CREATE INDEX index_table_two_table_one_fk ON table_two(table_one_fk);

This removes the need for the temporary index in the second query, which becomes:

QUERY PLAN
|--SCAN TABLE table_one
`--SEARCH TABLE table_two USING INDEX index_table_two_table_one_fk (table_one_fk=?)

This looks optimal. It doesn't change the query plan of the first query however, which I find surprising.

Only when I add the flag filtering to the index (thanks Dan, I hadn't realized this was an option), does the plan change, but it still materialises the view:

CREATE INDEX index_table_two_table_one_fk ON table_two(table_one_fk) WHERE flag = 15;

QUERY PLAN
|--MATERIALIZE 2
|  `--SCAN TABLE table_two USING INDEX index_table_two_table_one_fk
|--SCAN TABLE table_one
`--SEARCH SUBQUERY 2 USING AUTOMATIC COVERING INDEX (table_one_fk=?)

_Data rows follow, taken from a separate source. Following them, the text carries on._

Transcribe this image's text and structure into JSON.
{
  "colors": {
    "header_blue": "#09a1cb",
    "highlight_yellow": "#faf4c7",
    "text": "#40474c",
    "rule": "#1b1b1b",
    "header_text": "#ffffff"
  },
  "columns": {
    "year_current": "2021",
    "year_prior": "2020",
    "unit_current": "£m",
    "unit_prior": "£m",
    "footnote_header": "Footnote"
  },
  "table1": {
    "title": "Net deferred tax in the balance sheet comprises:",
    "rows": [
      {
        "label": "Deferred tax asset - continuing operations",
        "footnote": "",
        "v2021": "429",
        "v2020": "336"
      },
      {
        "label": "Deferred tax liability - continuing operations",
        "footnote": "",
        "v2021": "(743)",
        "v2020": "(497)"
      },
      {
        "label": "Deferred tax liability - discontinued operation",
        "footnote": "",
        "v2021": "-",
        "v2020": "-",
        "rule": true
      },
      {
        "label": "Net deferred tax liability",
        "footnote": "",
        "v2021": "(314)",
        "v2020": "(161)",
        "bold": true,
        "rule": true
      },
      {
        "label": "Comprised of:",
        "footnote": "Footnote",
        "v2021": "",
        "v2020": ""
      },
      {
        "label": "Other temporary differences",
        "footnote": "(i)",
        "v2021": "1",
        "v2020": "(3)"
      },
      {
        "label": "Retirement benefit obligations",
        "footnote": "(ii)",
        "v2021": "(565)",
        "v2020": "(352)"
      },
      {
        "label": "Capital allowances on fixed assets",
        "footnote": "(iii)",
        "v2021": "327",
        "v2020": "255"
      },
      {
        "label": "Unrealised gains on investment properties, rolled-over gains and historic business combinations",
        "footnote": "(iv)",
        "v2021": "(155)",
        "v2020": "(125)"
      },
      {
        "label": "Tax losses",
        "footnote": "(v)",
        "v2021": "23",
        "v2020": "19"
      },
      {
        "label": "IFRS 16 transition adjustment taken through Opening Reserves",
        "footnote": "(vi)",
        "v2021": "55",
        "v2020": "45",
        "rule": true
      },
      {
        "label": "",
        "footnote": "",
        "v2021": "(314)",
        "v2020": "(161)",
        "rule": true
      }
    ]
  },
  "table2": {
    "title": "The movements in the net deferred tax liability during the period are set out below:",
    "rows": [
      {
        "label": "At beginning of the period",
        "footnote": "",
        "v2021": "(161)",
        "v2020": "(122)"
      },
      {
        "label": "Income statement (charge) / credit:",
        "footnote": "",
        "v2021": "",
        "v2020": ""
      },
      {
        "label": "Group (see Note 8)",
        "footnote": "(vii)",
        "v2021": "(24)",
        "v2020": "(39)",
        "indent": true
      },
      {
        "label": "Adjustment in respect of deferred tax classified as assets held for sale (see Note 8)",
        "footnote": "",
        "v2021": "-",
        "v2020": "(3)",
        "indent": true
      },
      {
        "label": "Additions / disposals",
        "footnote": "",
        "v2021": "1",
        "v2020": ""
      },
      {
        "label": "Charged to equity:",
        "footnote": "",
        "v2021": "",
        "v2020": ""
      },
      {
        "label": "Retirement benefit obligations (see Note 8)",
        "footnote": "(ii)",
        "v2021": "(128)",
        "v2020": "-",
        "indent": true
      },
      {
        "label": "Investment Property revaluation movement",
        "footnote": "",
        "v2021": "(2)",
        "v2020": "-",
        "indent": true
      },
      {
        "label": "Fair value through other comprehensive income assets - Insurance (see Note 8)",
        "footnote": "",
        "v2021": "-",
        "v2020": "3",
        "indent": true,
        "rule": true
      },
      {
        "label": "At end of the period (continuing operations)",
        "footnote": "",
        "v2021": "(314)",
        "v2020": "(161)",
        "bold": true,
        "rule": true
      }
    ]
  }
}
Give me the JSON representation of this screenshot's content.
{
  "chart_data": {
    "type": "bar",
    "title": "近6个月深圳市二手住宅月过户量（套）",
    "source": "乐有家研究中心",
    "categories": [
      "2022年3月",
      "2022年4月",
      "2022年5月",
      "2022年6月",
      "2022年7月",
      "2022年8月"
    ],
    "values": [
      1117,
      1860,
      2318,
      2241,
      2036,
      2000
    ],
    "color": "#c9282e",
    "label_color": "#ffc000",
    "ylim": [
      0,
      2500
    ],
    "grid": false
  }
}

Is there a way to avoid this?

The purpose of the view is to avoid user error, but its use is harder to recommend when it can cause unexpected behaviour.

(4) By Dan Kennedy (dan) on 2020-07-09 18:09:06 in reply to 3 [source]

Is there a way to avoid this?

It's the LEFT JOIN that is stopping SQLite from transforming the query to the second form internally. Is there a way to rewrite the query that doesn't use a LEFT JOIN?

(5) By Keith Medcalf (kmedcalf) on 2020-07-09 18:50:48 in reply to 1 [link] [source]

You are correct. The optimizer does not push the conditions attached to a table-subquery on the RHS of a left-join into the outer join conditions bound to the target table. In this case it probably could. I do not know if it should do that optimization in all cases or not, nor even if it will be beneficial in most cases.

Is there a particular reason you are using an outer join or is it just because?